Though draped in the mythic, the novel’s blood and bones are thoroughly and relatably human.
The otherworldly and the mundane collide in Shawn Smucker’s The Day the Angels Fell, a humanizing tale of cosmic proportions.
When death visits the family of Samuel Chambers, mysterious carnival women and strange encounters with animals propel the twelve-year-old boy on a search for the Tree of Life. Samuel seeks a way to reverse death, and though he finds no easy answers, he does stumble into the hidden side of reality, a realm of legends, monsters, and cherubim. Together with his best friend, Abra, Samuel must grapple with the implications of mortality and make choices that could affect the whole of creation.
Characters are the driving force in this intriguing novel. The narrative consists primarily of Samuel’s twelve-year-old point of view, but each major section begins with a glimpse of a much older Samuel, a lonely and reticent contrast to the vigorous naïveté found throughout.
Abra shines as a proactive lead, and her friendship, while tested at times, is refreshingly platonic. The villainous Mr. Jinn never fails to be disturbing; he raises the tension whenever he appears on the scene.
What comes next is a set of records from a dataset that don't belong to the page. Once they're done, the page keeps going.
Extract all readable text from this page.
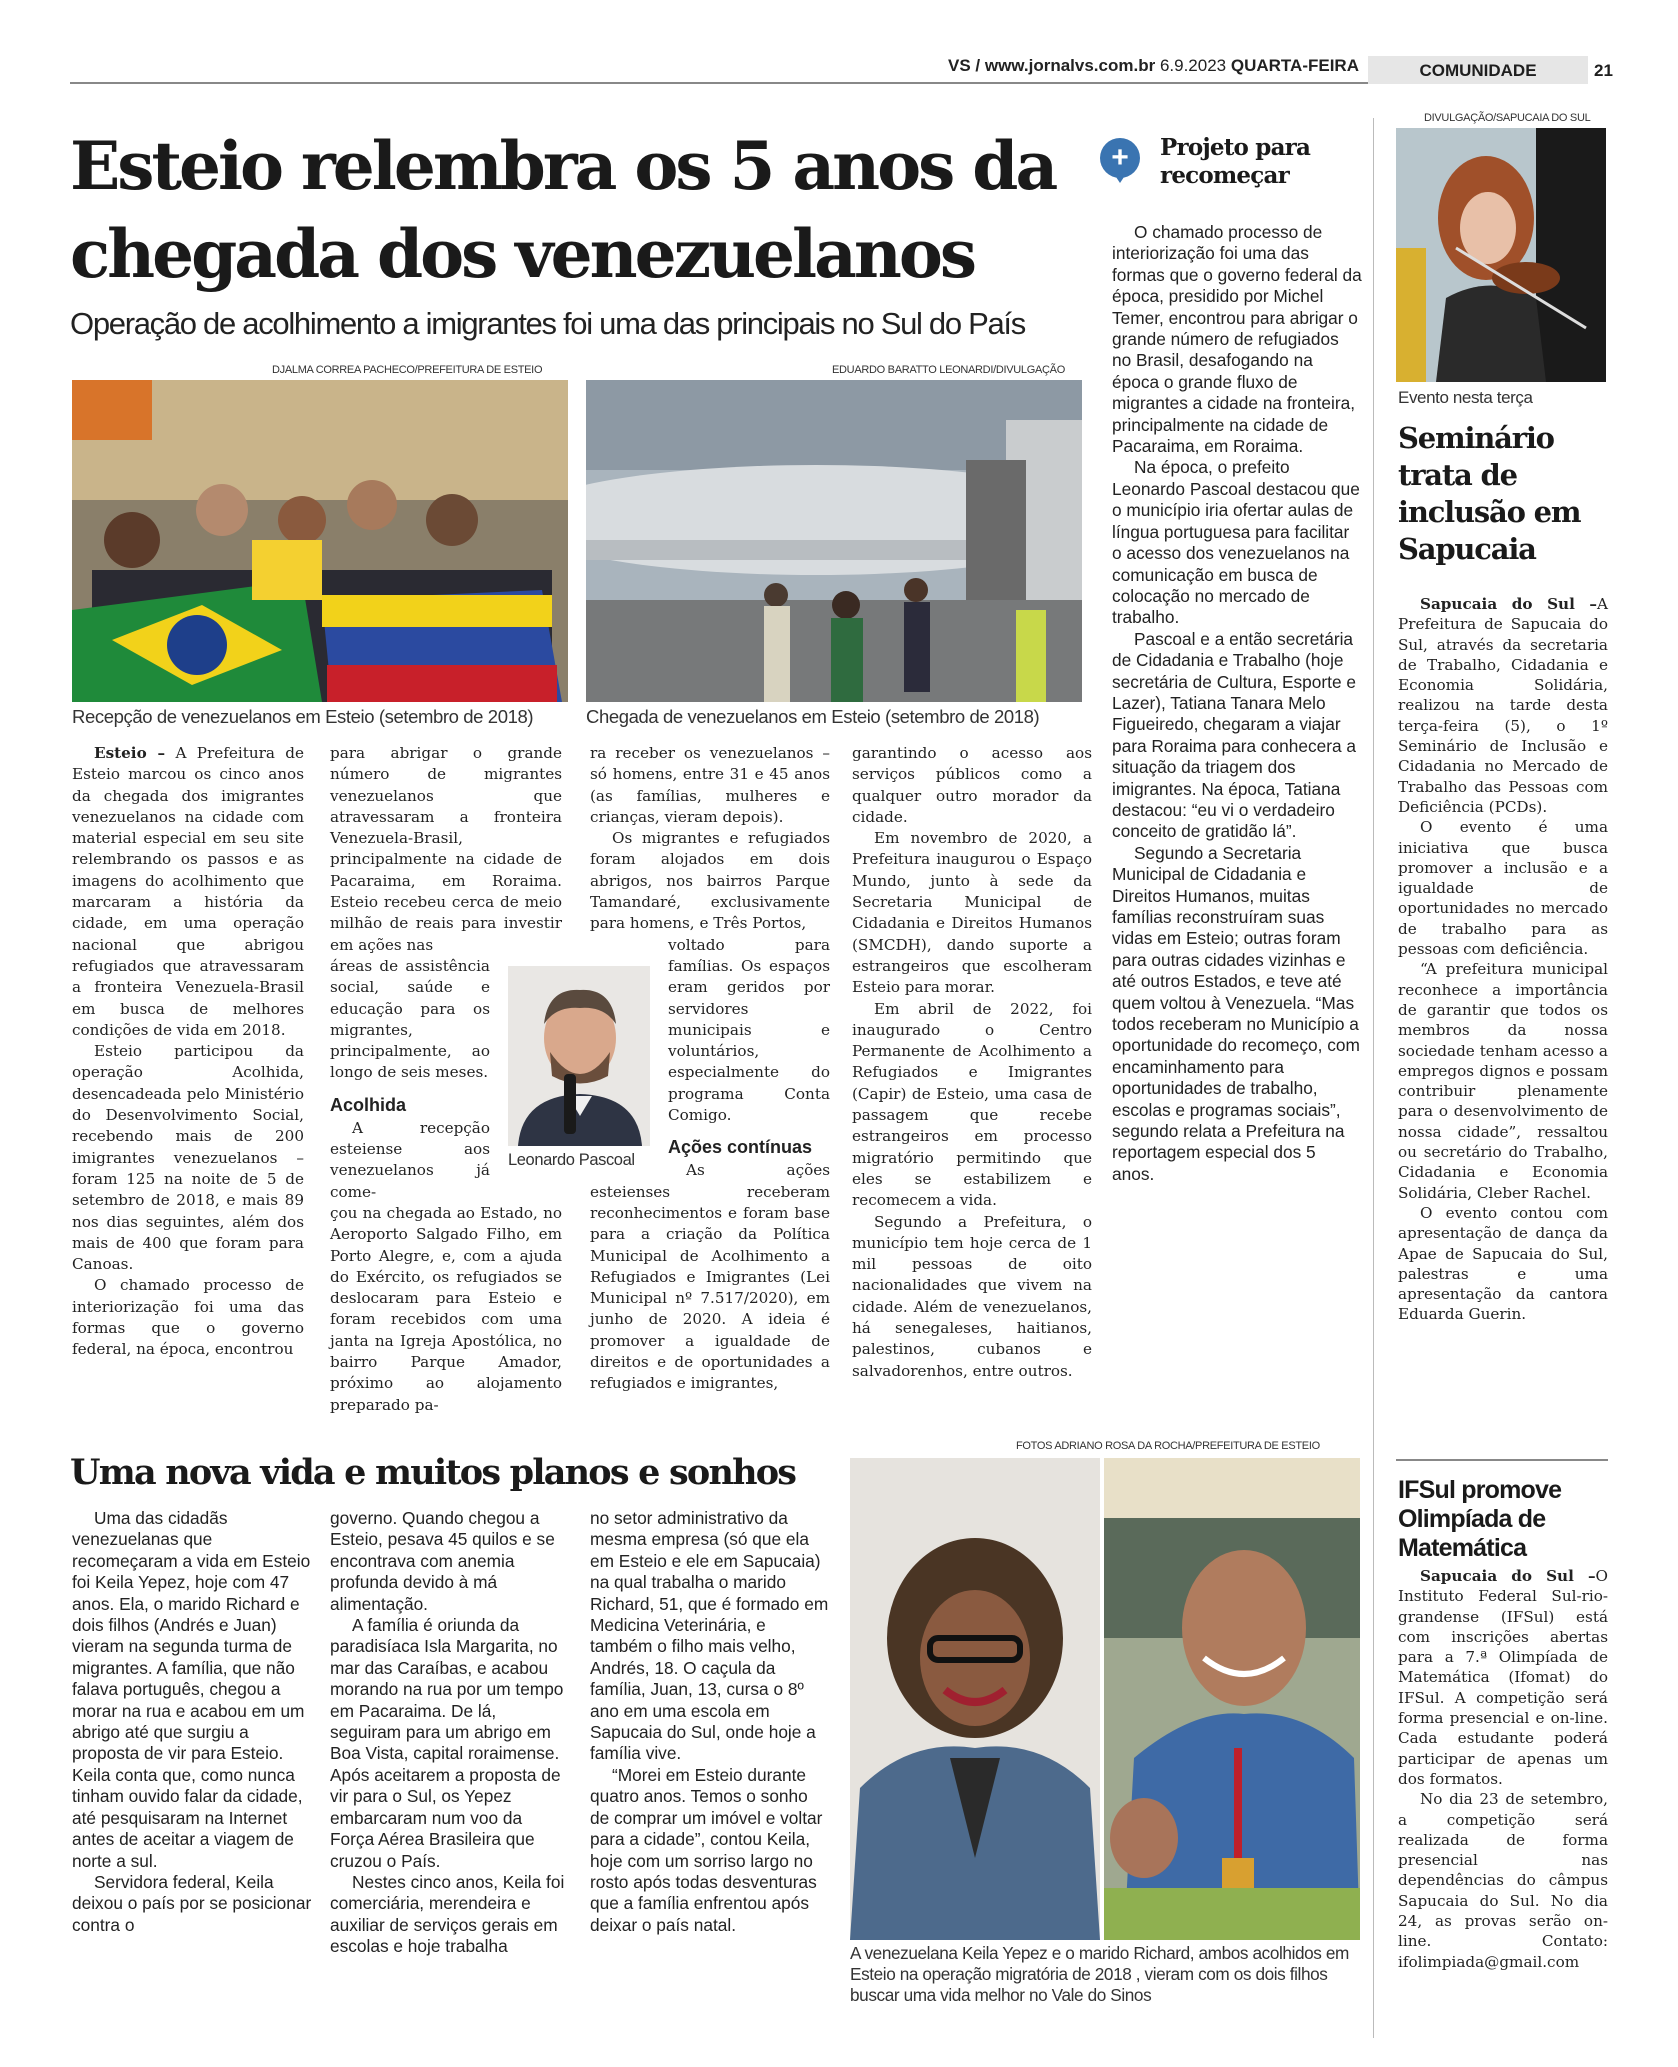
VS / www.jornalvs.com.br 6.9.2023 QUARTA-FEIRA	COMUNIDADE	21
Esteio relembra os 5 anos da chegada dos venezuelanos
Operação de acolhimento a imigrantes foi uma das principais no Sul do País
DJALMA CORREA PACHECO/PREFEITURA DE ESTEIO	EDUARDO BARATTO LEONARDI/DIVULGAÇÃO
Recepção de venezuelanos em Esteio (setembro de 2018)	Chegada de venezuelanos em Esteio (setembro de 2018)

Esteio – A Prefeitura de Esteio marcou os cinco anos da chegada dos imigrantes venezuelanos na cidade com material especial em seu site relembrando os passos e as imagens do acolhimento que marcaram a história da cidade, em uma operação nacional que abrigou refugiados que atravessaram a fronteira Venezuela-Brasil em busca de melhores condições de vida em 2018.

Esteio participou da operação Acolhida, desencadeada pelo Ministério do Desenvolvimento Social, recebendo mais de 200 imigrantes venezuelanos – foram 125 na noite de 5 de setembro de 2018, e mais 89 nos dias seguintes, além dos mais de 400 que foram para Canoas.

O chamado processo de interiorização foi uma das formas que o governo federal, na época, encontrou

para abrigar o grande número de migrantes venezuelanos que atravessaram a fronteira Venezuela-Brasil, principalmente na cidade de Pacaraima, em Roraima. Esteio recebeu cerca de meio milhão de reais para investir em ações nas

áreas de assistência social, saúde e educação para os migrantes, principalmente, ao longo de seis meses.

Acolhida

A recepção esteiense aos venezuelanos já come-

çou na chegada ao Estado, no Aeroporto Salgado Filho, em Porto Alegre, e, com a ajuda do Exército, os refugiados se deslocaram para Esteio e foram recebidos com uma janta na Igreja Apostólica, no bairro Parque Amador, próximo ao alojamento preparado pa-

Leonardo Pascoal

ra receber os venezuelanos – só homens, entre 31 e 45 anos (as famílias, mulheres e crianças, vieram depois).

Os migrantes e refugiados foram alojados em dois abrigos, nos bairros Parque Tamandaré, exclusivamente para homens, e Três Portos,

voltado para famílias. Os espaços eram geridos por servidores municipais e voluntários, especialmente do programa Conta Comigo.

Ações contínuas

As ações esteienses receberam reconhecimentos e foram base para a criação da Política Municipal de Acolhimento a Refugiados e Imigrantes (Lei Municipal nº 7.517/2020), em junho de 2020. A ideia é promover a igualdade de direitos e de oportunidades a refugiados e imigrantes,

garantindo o acesso aos serviços públicos como a qualquer outro morador da cidade.

Em novembro de 2020, a Prefeitura inaugurou o Espaço Mundo, junto à sede da Secretaria Municipal de Cidadania e Direitos Humanos (SMCDH), dando suporte a estrangeiros que escolheram Esteio para morar.

Em abril de 2022, foi inaugurado o Centro Permanente de Acolhimento a Refugiados e Imigrantes (Capir) de Esteio, uma casa de passagem que recebe estrangeiros em processo migratório permitindo que eles se estabilizem e recomecem a vida.

Segundo a Prefeitura, o município tem hoje cerca de 1 mil pessoas de oito nacionalidades que vivem na cidade. Além de venezuelanos, há senegaleses, haitianos, palestinos, cubanos e salvadorenhos, entre outros.

+	Projeto para recomeçar

O chamado processo de interiorização foi uma das formas que o governo federal da época, presidido por Michel Temer, encontrou para abrigar o grande número de refugiados no Brasil, desafogando na época o grande fluxo de migrantes a cidade na fronteira, principalmente na cidade de Pacaraima, em Roraima.

Na época, o prefeito Leonardo Pascoal destacou que o município iria ofertar aulas de língua portuguesa para facilitar o acesso dos venezuelanos na comunicação em busca de colocação no mercado de trabalho.

Pascoal e a então secretária de Cidadania e Trabalho (hoje secretária de Cultura, Esporte e Lazer), Tatiana Tanara Melo Figueiredo, chegaram a viajar para Roraima para conhecera a situação da triagem dos imigrantes. Na época, Tatiana destacou: “eu vi o verdadeiro conceito de gratidão lá”.

Segundo a Secretaria Municipal de Cidadania e Direitos Humanos, muitas famílias reconstruíram suas vidas em Esteio; outras foram para outras cidades vizinhas e até outros Estados, e teve até quem voltou à Venezuela. “Mas todos receberam no Município a oportunidade do recomeço, com encaminhamento para oportunidades de trabalho, escolas e programas sociais”, segundo relata a Prefeitura na reportagem especial dos 5 anos.

Uma nova vida e muitos planos e sonhos

Uma das cidadãs venezuelanas que recomeçaram a vida em Esteio foi Keila Yepez, hoje com 47 anos. Ela, o marido Richard e dois filhos (Andrés e Juan) vieram na segunda turma de migrantes. A família, que não falava português, chegou a morar na rua e acabou em um abrigo até que surgiu a proposta de vir para Esteio. Keila conta que, como nunca tinham ouvido falar da cidade, até pesquisaram na Internet antes de aceitar a viagem de norte a sul.

Servidora federal, Keila deixou o país por se posicionar contra o

governo. Quando chegou a Esteio, pesava 45 quilos e se encontrava com anemia profunda devido à má alimentação.

A família é oriunda da paradisíaca Isla Margarita, no mar das Caraíbas, e acabou morando na rua por um tempo em Pacaraima. De lá, seguiram para um abrigo em Boa Vista, capital roraimense. Após aceitarem a proposta de vir para o Sul, os Yepez embarcaram num voo da Força Aérea Brasileira que cruzou o País.

Nestes cinco anos, Keila foi comerciária, merendeira e auxiliar de serviços gerais em escolas e hoje trabalha

no setor administrativo da mesma empresa (só que ela em Esteio e ele em Sapucaia) na qual trabalha o marido Richard, 51, que é formado em Medicina Veterinária, e também o filho mais velho, Andrés, 18. O caçula da família, Juan, 13, cursa o 8º ano em uma escola em Sapucaia do Sul, onde hoje a família vive.

“Morei em Esteio durante quatro anos. Temos o sonho de comprar um imóvel e voltar para a cidade”, contou Keila, hoje com um sorriso largo no rosto após todas desventuras que a família enfrentou após deixar o país natal.

FOTOS ADRIANO ROSA DA ROCHA/PREFEITURA DE ESTEIO
A venezuelana Keila Yepez e o marido Richard, ambos acolhidos em Esteio na operação migratória de 2018 , vieram com os dois filhos buscar uma vida melhor no Vale do Sinos
DIVULGAÇÃO/SAPUCAIA DO SUL
Evento nesta terça
Seminário trata de inclusão em Sapucaia

Sapucaia do Sul –A Prefeitura de Sapucaia do Sul, através da secretaria de Trabalho, Cidadania e Economia Solidária, realizou na tarde desta terça-feira (5), o 1º Seminário de Inclusão e Cidadania no Mercado de Trabalho das Pessoas com Deficiência (PCDs).

O evento é uma iniciativa que busca promover a inclusão e a igualdade de oportunidades no mercado de trabalho para as pessoas com deficiência.

“A prefeitura municipal reconhece a importância de garantir que todos os membros da nossa sociedade tenham acesso a empregos dignos e possam contribuir plenamente para o desenvolvimento de nossa cidade”, ressaltou ou secretário do Trabalho, Cidadania e Economia Solidária, Cleber Rachel.

O evento contou com apresentação de dança da Apae de Sapucaia do Sul, palestras e uma apresentação da cantora Eduarda Guerin.

IFSul promove Olimpíada de Matemática

Sapucaia do Sul –O Instituto Federal Sul-rio-grandense (IFSul) está com inscrições abertas para a 7.ª Olimpíada de Matemática (Ifomat) do IFSul. A competição será forma presencial e on-line. Cada estudante poderá participar de apenas um dos formatos.

No dia 23 de setembro, a competição será realizada de forma presencial nas dependências do câmpus Sapucaia do Sul. No dia 24, as provas serão on-line. Contato: ifolimpiada@gmail.com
While the metaphysics are drawn from a Judeo-Christian cosmology, there are new inventions playfully woven into the fabric of the book. The story feels familiar but never predictable. Secrets are revealed at a satisfying pace, carried by smooth, conversational writing.
At the heart of the novel is death, but it is not macabre. The idea of death as a gift resonates, and Samuel, in his quest to achieve immortality from the Tree of Life, has to confront death as a stark reality before he can overcome his tragedies.
The Day the Angels Fell may be draped in mythic garments, but its blood and bones are thoroughly and relatably human.